Biologists identify genes controlling rhythmic plant growth
- 15 Sep 2008
Mustard-plant seedlings glow as the genes that control rhythmic plant growth turn on just before dawn. Click here for more information. |
A team of biologists from UC San Diego, the Salk Institute for Biological Studies and Oregon State University has identified the genes that enable plants to undergo bursts of rhythmic growth at night and allow them to compete when their leaves are shaded by other plants.
The researchers report in this week's issue of the journal PLoS Biology that these genes control the complex interplay of plant growth hormones, plant light sensors and circadian rhythms that permit plants to undergo rhythmic growth spurts at specific times of the day or year in response to varying levels of light and other environmental conditions.
Their discovery of the genetic underpinnings of the rhythmic plant movements that enthralled Charles Darwin more than a century ago could eventually allow scientists to design crops that can grow substantially faster and produce more food than the most productive varieties today.
"This paper builds on our previous findings that almost all plant genes are expressed only at a particular time of the day," said Howard Hughes Medical Institute investigator Joanne Chory, a professor in the Salk Institute's Plant Biology Laboratory.
"What we found is a whole raft of genes that could be the actual molecular switches that define plant growth at the molecular level," said Steve Kay, Dean of the Division of Biological Sciences at UC San Diego and one of the leaders of the research team. "The more we understand about these genetic mechanisms and how they switch on and off plant growth, the better we will be at designing tailor-made crops to increase our production of food and fuel for the world's rapidly growing population."

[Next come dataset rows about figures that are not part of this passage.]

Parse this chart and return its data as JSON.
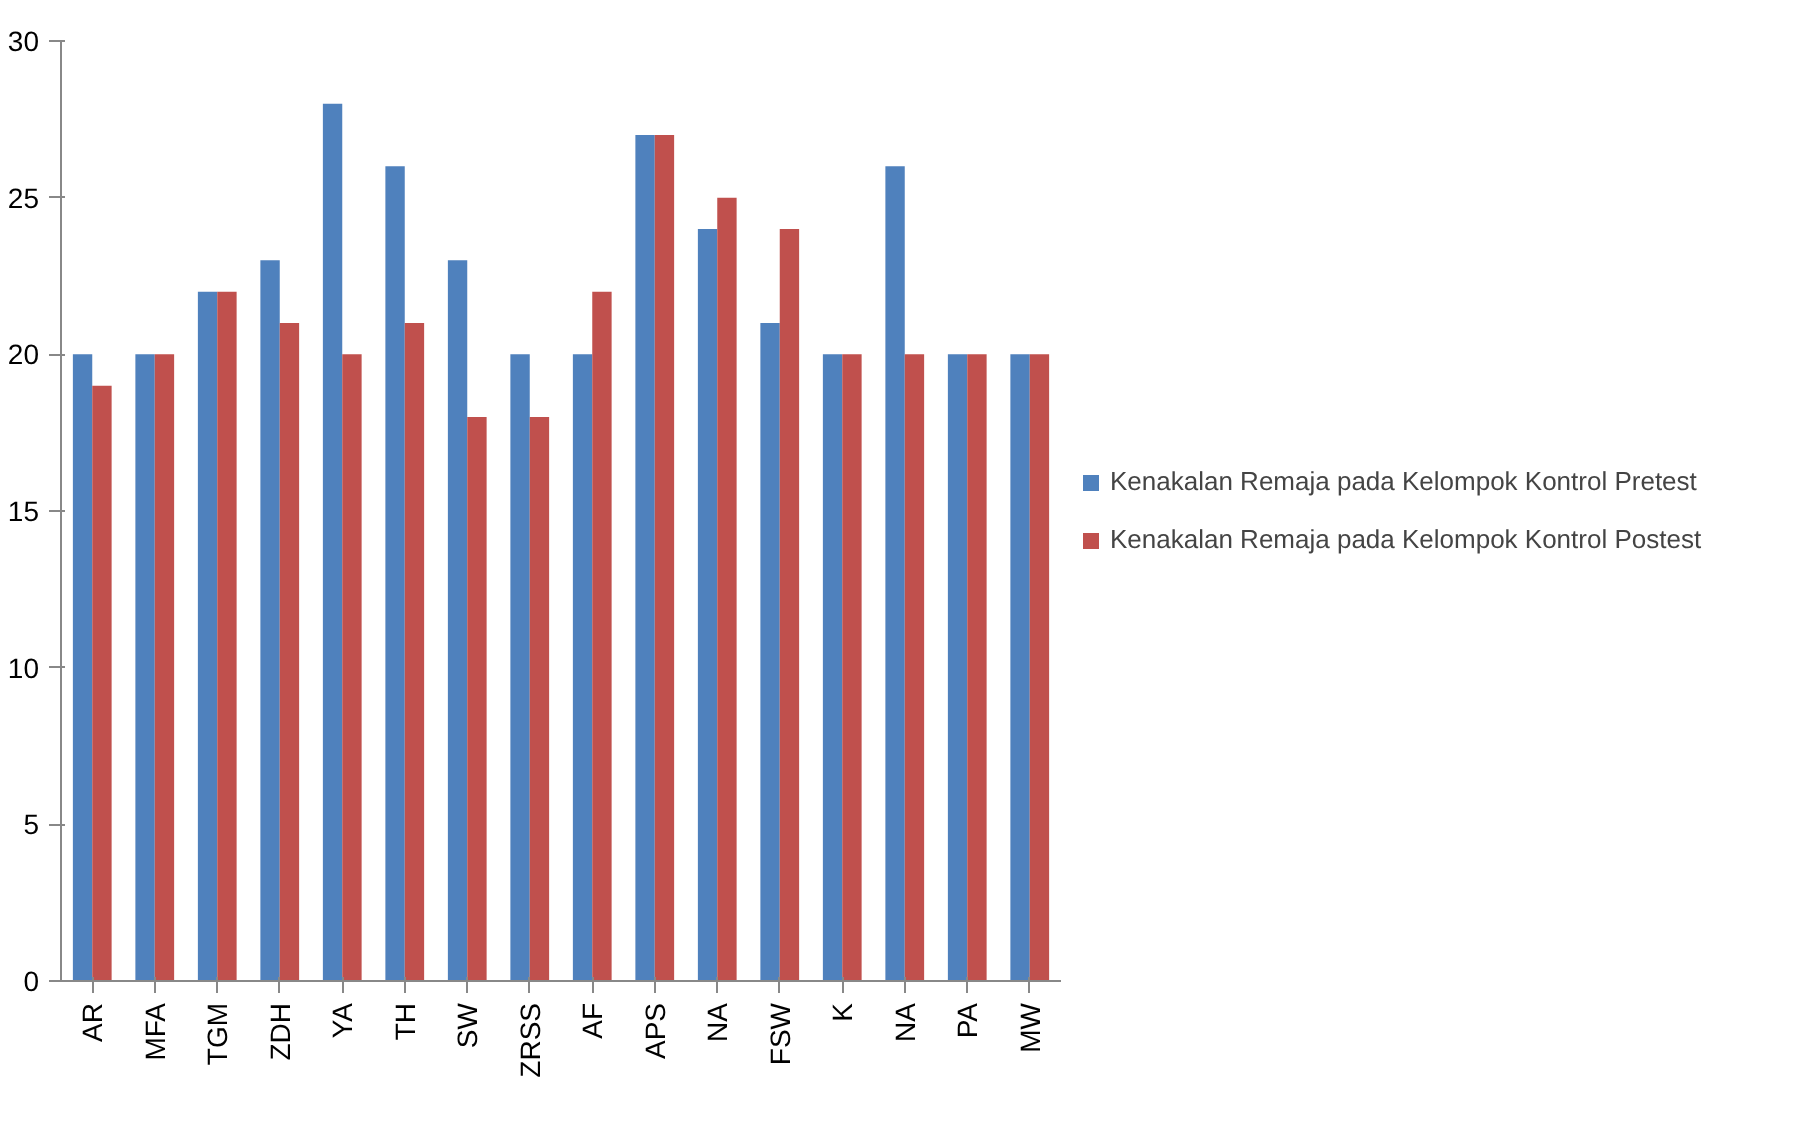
{
  "chart_data": {
    "type": "bar",
    "categories": [
      "AR",
      "MFA",
      "TGM",
      "ZDH",
      "YA",
      "TH",
      "SW",
      "ZRSS",
      "AF",
      "APS",
      "NA",
      "FSW",
      "K",
      "NA",
      "PA",
      "MW"
    ],
    "series": [
      {
        "name": "Kenakalan Remaja pada Kelompok Kontrol Pretest",
        "color": "#4f81bd",
        "values": [
          20,
          20,
          22,
          23,
          28,
          26,
          23,
          20,
          20,
          27,
          24,
          21,
          20,
          26,
          20,
          20
        ]
      },
      {
        "name": "Kenakalan Remaja pada Kelompok Kontrol Postest",
        "color": "#c0504d",
        "values": [
          19,
          20,
          22,
          21,
          20,
          21,
          18,
          18,
          22,
          27,
          25,
          24,
          20,
          20,
          20,
          20
        ]
      }
    ],
    "ylim": [
      0,
      30
    ],
    "yticks": [
      0,
      5,
      10,
      15,
      20,
      25,
      30
    ],
    "grid": false,
    "legend": "right"
  }
}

"It was known that the circadian clock confers an adaptive advantage to plants in nature, and these findings provide a direct mechanism by which plants optimize their growth by synchronizing hormone signaling with the environment," said first-author Todd Michael, a former postdoctoral fellow at Salk who is now an assistant professor of genomics and bioinformatics at the Waksman Institute and Rutgers University. Other coauthors included UCSD postdoctoral fellows Ghislain Breton and Samuel Hazen, and assistant professor of genome biology, Todd Mockler, and graduate student Henry Priest of Oregon State.